29日に行われた定例会見で同社の亀山慶二専務は「予想を超える大きな反響」とコメント。さらに「SNS上では非常に活発なやりとりが行われている」とし、その人気ぶりはSNSにあると分析している。

 

同作の主人公は田中圭(33)演じるモテない独身男・春田創一。そんな春田を吉田鋼太郎(59)演じるピュアな乙女心を持つ上司・黒澤武蔵と、林遣都(27)演じるイケメンでドSな後輩・牧凌太が取り合う。そんな男同士の純愛ストーリーが「おっさんずラブ」だ。

 

その人気を支えているのが、TwitterとInstagramの公式アカウント。例えばTwitterでは放送前に、内容にちなんだ投稿をするのがお決まりだ。牧の実家に春田が挨拶にいくという26日放送回直前、Twitterで同アカウントは牧の実家の様子を先んじてアップ。また放送のない日でも、たびたび出演者のオフショットを公開。こうすることでファンの期待を維持させる効果があるようだ。

 

またInstagramにはアカウントが2つ存在する。ひとつは「公式然」とした宣伝用アカウントだが、いっぽうで“裏アカ”である「武蔵の部屋」のプロフィール欄には「好きな人ができました。はるたん(=春田)っていいます こっそりここに隠し撮り、投稿してゆきます。温かく見守ってほしいお」と書かれている

 

文字通り“はるたんを隠し撮り”するだけでなく、その愛を「~だお」「天使マジ天使」「存在が神~」といった独特の言葉で綴っていく同アカウント。

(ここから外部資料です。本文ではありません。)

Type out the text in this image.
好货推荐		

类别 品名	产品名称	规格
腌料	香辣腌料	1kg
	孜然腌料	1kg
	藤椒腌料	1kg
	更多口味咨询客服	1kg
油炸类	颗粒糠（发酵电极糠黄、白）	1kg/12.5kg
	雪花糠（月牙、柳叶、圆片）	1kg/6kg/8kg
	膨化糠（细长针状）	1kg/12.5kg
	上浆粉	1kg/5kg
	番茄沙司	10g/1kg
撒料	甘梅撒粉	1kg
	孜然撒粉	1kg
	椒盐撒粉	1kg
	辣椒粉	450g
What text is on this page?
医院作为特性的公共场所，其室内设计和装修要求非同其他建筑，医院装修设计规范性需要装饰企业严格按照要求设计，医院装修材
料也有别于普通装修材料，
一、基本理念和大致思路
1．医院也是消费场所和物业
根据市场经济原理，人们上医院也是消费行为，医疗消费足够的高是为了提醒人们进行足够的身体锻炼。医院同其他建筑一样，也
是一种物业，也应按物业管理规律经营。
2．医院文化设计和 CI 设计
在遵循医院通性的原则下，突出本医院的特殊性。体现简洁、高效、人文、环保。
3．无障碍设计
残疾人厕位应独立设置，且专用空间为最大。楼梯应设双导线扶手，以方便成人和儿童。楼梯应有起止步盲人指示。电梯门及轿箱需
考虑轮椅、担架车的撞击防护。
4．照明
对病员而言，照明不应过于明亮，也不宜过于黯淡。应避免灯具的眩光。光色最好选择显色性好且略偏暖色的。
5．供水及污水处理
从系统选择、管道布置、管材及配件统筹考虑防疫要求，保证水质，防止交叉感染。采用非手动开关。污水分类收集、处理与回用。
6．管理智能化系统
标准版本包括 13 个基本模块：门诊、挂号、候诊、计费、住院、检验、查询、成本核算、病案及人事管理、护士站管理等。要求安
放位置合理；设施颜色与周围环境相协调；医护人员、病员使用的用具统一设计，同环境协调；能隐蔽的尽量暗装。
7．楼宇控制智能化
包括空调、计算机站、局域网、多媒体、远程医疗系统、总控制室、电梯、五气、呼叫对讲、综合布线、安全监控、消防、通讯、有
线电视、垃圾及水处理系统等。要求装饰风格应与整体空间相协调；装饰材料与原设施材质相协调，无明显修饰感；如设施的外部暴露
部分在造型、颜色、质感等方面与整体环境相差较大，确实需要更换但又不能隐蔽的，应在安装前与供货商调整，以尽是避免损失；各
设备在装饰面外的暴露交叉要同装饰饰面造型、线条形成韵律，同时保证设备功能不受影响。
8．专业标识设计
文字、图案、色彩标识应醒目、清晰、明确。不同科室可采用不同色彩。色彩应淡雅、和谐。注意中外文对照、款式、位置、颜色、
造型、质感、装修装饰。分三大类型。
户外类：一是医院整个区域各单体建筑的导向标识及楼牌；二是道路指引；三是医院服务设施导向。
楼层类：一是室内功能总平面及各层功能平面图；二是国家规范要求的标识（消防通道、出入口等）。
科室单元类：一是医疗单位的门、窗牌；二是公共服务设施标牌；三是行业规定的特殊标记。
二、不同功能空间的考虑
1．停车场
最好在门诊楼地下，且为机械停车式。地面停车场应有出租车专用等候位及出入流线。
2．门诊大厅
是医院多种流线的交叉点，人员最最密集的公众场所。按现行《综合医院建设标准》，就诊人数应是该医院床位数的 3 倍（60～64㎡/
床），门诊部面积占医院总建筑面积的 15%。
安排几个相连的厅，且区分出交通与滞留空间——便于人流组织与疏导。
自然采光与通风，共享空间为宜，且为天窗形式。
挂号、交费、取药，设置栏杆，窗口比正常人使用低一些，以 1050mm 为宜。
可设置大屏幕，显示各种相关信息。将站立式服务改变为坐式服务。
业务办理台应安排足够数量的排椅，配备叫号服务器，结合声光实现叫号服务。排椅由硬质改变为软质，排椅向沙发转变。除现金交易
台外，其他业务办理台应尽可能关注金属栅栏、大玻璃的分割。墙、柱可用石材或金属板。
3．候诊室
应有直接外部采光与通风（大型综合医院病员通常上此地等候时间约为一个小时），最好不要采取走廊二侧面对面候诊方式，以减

フォロワー数は50万に迫る勢いであり、公式アカウントの30万フォロワーを大きく上回っている。

 

「武蔵の部屋」は29日の投稿で、弁当を食べる春田の写真をアップ。こうした公式アカウントの投稿が盛んになることで、ファンも情報や作品への思いをシェアしやすくなる。結果、ファン同士の交流も盛んになっているのだ。

 

そうした“交流”は、企業アカウントにまで飛び火。23日、同作の小道具として使われている冷蔵庫を製造しているSHARPはTwitterの公式アカウントで「いま猛烈な勢いでおっさんずラブを追いかけている」と投稿。TANITAが「おもしろいですかー?」と投げかけると、SHARPは「見ればわかる」と返答。さらにキングジムも「おっさんずラブいいよね、おっさんずラブいいよね(連呼)」とSHARPに向けリプライしており、その様子にファンも「仲間だ!」とそれぞれの企業に関心を寄せる。

 

そしてSNSが盛んな同作だからこそ、公式アカウントにも直接声を届けやすくなる。同作には公式グッズを希望する声が上がっているが、誰かがグッズがほしいといえば「私も!」との反応が起こる。思いを共有することで交流が盛んとなり、さらにファンの気持ちが盛り上がる。ライブ・ビューイングを希望する声の多さも、納得のいく形だ。

 

同作のプロデューサー・貴島彩理は視聴率について「とても大事な指標だと思います」とコメント。しかしSNSについて「そうではない(=視聴率のようではない)“新しい価値”のようなものも今後広がっていったら面白いな」とし、可能性に期待を寄せている。